Analogy time. The Times’ Snow Fall article referenced above is now, as in today, available for anyone online to view “in its entirety” outside the Times’ paywall. OpenAI, according to the prompt contained in the exhibit to the complaint, enables ChatGPT users to also, “view in its entirety” (nearly) excerpts from copyrighted article. But, is ChatGPT “capable of commercially significant non-infringing uses?” I believe 100 million users in two months might have some data on that. OpenAI should catalog the percentage of responses it provides that are non-infringing versus those that are arguably infringing. I am going to guess the former outweighs the latter. Notice that the betamax case did not turn on whether the betamax system could prevent all infringing uses, but whether it had “significant non-infringing uses.” I think OpenAI can establish that its models including the one running ChatGPT meet that standard. Given that some ChatGPT outputs clearly display verbatim protected content and that likely most of its responses are non-infringing, the betamax analysis seems on point.
The standard for OpenAI here is not that for a tool to evade liability it must show it produces no infringing content or capacity for users to deploy it to infringe. Nope. The standard is, despite the infringing responses, does ChatGPT also produce significant non-infringing responses. I think the answer to that question is that it does.
There is no way to predict with certainty how this case or the others like it will conclude at the Supreme Court.
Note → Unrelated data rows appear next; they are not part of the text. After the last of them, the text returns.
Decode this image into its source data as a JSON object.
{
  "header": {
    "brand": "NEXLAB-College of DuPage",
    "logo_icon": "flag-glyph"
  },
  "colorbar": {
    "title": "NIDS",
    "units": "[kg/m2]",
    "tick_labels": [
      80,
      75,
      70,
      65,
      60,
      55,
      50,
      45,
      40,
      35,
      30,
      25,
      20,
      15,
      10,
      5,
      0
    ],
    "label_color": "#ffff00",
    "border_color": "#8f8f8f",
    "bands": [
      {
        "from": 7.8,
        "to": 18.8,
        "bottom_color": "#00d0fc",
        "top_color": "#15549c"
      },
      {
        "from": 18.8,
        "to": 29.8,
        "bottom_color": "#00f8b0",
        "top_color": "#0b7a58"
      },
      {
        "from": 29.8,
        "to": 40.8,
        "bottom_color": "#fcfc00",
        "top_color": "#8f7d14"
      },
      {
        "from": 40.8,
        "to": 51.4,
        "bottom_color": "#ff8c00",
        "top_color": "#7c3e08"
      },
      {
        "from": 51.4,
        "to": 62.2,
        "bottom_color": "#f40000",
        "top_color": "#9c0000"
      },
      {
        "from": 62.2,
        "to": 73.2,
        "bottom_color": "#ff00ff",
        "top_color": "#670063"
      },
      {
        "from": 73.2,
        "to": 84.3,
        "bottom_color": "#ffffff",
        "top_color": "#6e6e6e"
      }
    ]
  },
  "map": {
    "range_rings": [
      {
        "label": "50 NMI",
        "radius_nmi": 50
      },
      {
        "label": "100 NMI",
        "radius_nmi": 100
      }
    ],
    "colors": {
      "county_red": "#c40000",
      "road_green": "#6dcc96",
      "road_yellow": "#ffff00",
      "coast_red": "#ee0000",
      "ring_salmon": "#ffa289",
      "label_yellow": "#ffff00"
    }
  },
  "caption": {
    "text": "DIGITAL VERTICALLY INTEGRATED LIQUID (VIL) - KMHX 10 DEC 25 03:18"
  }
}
As we all know, the U.S. Supreme Court tends to take cases of national importance and also those where the various Circuits differ on some significant legal issue. But, it seems a safe prediction that requiring defendants in this case to pay copyright holders licensing fees to use their content to train their models is a death blow to their development. Despite that ruling, the open source models will continue to proliferate and that might be an even better world than one in which a few large companies control the best models. It also seems safe to predict that finding the defendants’ use of copyright content to train their models will mean, forever, some leakage of that content will appear near verbatim in LLM responses to queries. There is no resolution here that makes everyone happy. That is not going to happen.